THROUGH THE LENS: Quiet Moments Shine at Nelsonville Music Festival 2024
Indigo De Souza - Nelsonville Music Festival 2024 - Photo by Amos Perrine
It was a hot three days at this year’s Nelsonville Music Festival (July 25-28). But with plenty of free water and lots of shade trees and hospitality tents, there were many ways to escape the glaring afternoon sun.

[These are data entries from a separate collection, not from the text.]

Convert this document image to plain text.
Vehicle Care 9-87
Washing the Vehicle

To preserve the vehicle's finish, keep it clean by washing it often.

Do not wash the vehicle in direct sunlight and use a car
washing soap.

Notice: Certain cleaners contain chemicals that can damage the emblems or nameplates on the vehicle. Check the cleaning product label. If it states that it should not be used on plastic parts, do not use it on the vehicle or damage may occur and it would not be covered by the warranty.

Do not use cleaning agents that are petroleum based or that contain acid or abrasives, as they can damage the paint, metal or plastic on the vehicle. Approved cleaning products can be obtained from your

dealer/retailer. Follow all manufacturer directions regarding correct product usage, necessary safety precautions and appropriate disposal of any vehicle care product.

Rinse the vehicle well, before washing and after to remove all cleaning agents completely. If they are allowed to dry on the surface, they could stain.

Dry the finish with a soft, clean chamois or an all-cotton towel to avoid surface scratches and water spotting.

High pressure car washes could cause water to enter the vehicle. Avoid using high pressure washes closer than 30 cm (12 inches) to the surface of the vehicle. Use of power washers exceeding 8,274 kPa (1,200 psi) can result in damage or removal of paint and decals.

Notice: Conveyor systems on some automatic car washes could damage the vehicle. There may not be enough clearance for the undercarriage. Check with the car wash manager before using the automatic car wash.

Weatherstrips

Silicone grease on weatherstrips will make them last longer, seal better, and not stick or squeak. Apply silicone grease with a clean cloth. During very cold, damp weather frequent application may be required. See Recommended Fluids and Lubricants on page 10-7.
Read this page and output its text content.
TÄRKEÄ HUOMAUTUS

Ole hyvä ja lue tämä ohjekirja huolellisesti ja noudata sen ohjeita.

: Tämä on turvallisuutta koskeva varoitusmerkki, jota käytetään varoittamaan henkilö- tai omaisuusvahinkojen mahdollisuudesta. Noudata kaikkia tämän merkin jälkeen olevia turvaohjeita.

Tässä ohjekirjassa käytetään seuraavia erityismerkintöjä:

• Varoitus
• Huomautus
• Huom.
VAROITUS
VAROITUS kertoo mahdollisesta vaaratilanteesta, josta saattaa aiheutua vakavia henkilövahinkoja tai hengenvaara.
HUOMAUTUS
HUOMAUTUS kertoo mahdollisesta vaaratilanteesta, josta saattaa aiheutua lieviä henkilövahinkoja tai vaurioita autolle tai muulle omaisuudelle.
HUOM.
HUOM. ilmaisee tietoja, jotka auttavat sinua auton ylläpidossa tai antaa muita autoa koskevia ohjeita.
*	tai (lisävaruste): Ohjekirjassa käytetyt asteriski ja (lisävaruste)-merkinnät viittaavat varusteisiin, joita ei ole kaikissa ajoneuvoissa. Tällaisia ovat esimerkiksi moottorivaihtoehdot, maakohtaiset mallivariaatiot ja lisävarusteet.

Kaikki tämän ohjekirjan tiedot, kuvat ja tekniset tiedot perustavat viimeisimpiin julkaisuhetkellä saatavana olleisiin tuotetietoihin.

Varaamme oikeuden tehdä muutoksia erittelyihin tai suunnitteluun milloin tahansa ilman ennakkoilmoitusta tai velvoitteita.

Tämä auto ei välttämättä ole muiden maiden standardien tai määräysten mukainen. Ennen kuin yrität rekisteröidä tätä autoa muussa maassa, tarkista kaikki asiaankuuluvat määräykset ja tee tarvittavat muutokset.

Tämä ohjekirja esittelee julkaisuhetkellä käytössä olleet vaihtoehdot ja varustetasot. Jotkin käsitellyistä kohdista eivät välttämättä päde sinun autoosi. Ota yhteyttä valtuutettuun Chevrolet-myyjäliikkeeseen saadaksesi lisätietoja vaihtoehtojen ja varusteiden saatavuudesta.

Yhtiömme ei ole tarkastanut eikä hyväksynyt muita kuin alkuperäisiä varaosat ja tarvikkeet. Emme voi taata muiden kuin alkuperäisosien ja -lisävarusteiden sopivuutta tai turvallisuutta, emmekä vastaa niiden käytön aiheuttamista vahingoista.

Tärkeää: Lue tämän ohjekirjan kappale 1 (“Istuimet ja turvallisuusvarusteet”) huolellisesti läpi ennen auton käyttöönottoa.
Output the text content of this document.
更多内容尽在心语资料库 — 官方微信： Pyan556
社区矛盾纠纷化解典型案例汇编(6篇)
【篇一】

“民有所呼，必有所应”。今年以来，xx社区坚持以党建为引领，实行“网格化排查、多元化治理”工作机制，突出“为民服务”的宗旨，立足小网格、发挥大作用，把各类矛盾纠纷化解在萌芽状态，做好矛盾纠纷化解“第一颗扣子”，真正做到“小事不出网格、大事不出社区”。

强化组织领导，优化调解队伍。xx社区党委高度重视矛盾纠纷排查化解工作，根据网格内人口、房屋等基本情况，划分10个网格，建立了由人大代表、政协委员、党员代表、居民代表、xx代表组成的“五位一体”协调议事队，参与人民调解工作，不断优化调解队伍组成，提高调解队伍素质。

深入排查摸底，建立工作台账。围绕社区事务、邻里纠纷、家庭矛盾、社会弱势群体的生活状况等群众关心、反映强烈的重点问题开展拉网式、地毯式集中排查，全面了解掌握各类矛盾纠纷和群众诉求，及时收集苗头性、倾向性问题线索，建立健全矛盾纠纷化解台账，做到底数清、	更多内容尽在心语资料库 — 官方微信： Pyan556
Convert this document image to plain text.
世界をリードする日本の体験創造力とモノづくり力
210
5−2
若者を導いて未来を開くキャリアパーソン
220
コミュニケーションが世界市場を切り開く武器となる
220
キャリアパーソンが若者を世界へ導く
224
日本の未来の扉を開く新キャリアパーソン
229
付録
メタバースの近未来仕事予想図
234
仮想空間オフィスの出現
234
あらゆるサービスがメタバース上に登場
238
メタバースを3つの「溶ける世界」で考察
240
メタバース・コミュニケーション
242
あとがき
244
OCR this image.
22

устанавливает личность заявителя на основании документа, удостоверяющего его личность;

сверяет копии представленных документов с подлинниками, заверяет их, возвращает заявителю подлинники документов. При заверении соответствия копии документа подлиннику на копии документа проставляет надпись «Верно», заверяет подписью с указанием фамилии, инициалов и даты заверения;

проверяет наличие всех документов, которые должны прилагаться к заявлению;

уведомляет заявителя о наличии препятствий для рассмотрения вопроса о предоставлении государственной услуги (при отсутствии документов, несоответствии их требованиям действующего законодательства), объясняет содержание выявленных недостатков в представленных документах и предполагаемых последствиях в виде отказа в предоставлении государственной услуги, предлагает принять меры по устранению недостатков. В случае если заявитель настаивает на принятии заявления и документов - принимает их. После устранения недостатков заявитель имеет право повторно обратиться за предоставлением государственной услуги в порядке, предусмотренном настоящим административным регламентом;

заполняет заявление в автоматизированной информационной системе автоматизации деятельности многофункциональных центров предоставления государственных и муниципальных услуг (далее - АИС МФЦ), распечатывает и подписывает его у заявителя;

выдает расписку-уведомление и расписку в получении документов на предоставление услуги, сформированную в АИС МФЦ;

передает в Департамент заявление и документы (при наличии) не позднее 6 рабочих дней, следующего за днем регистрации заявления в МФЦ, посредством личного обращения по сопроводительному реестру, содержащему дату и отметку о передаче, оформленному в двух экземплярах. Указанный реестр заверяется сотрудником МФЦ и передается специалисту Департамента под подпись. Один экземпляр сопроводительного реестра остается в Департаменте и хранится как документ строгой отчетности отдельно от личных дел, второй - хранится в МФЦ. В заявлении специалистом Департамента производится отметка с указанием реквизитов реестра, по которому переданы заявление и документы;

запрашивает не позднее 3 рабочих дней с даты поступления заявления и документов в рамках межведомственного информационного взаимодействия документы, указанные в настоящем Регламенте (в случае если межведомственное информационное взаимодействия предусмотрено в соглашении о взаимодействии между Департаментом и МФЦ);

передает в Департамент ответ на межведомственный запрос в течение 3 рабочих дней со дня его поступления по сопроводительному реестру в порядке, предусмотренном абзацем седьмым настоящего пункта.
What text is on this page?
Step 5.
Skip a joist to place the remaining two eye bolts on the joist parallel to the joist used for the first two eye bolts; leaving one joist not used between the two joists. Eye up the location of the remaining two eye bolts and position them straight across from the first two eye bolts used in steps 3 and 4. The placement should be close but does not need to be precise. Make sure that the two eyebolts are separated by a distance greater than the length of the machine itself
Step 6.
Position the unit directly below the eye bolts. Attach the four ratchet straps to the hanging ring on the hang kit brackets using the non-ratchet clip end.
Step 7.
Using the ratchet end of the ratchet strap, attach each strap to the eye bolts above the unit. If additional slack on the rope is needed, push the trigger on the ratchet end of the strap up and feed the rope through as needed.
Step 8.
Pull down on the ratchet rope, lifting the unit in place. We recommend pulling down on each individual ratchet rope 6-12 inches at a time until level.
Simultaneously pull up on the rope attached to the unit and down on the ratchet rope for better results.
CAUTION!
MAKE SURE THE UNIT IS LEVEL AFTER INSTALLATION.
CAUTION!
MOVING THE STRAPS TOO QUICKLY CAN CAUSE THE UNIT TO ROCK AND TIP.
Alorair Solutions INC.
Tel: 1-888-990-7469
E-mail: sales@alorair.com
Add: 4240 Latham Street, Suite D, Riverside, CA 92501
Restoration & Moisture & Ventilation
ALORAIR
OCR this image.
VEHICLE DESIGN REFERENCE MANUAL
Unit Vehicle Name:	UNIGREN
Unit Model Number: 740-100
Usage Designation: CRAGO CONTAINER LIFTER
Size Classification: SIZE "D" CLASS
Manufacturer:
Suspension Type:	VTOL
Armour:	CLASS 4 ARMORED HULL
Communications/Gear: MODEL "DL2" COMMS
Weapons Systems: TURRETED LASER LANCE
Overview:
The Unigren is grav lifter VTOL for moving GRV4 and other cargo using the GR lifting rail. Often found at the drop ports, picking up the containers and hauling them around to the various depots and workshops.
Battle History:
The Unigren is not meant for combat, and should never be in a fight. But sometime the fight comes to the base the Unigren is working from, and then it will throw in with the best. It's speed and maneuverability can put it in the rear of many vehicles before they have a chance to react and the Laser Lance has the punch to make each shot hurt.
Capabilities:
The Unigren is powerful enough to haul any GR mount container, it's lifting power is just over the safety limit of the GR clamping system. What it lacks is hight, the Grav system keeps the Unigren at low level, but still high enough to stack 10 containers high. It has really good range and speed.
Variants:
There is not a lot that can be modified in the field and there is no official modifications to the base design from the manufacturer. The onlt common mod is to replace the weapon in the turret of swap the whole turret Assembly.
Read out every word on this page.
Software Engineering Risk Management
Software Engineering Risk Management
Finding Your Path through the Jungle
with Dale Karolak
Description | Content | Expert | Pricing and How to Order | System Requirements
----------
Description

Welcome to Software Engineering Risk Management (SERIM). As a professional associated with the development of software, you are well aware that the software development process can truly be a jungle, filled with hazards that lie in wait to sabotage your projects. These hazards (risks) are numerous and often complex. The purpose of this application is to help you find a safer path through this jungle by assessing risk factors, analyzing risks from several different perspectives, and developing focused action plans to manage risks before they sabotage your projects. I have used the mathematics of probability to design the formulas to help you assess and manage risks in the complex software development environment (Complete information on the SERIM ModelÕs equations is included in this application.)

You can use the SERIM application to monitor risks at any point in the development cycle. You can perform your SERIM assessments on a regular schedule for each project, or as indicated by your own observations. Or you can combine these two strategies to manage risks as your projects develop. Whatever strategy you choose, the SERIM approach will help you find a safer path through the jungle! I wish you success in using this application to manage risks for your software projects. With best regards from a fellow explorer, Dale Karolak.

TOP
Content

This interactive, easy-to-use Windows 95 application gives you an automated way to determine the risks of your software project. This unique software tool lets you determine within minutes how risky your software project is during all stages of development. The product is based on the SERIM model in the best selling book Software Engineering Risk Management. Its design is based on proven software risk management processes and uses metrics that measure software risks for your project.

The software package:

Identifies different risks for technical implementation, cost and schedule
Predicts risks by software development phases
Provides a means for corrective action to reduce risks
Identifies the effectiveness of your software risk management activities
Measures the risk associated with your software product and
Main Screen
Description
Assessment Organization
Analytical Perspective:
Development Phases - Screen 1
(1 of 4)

This was the fest’s third year at its new home at the Snow Fork Event Center on the appropriately named Happy Hollow Road, just minutes away from downtown Nelsonville, Ohio. With the growing pains of the previous two years having dissipated, it felt like home, everything in its place, everything within easy reach. Nestled among the soft hills of southeast Ohio, the machinations of the outside world ceased to exist. It felt like a family reunion.
While headliners Courtney Barnett, Amyl and the Sniffers, and Killer Mike, along with roots regulars such as Eilen Jewell, Indigo De Souza, and The Felice Brothers, gave rousing sets to enthusiastic fans, my favorite takeaway is more on the quiet side.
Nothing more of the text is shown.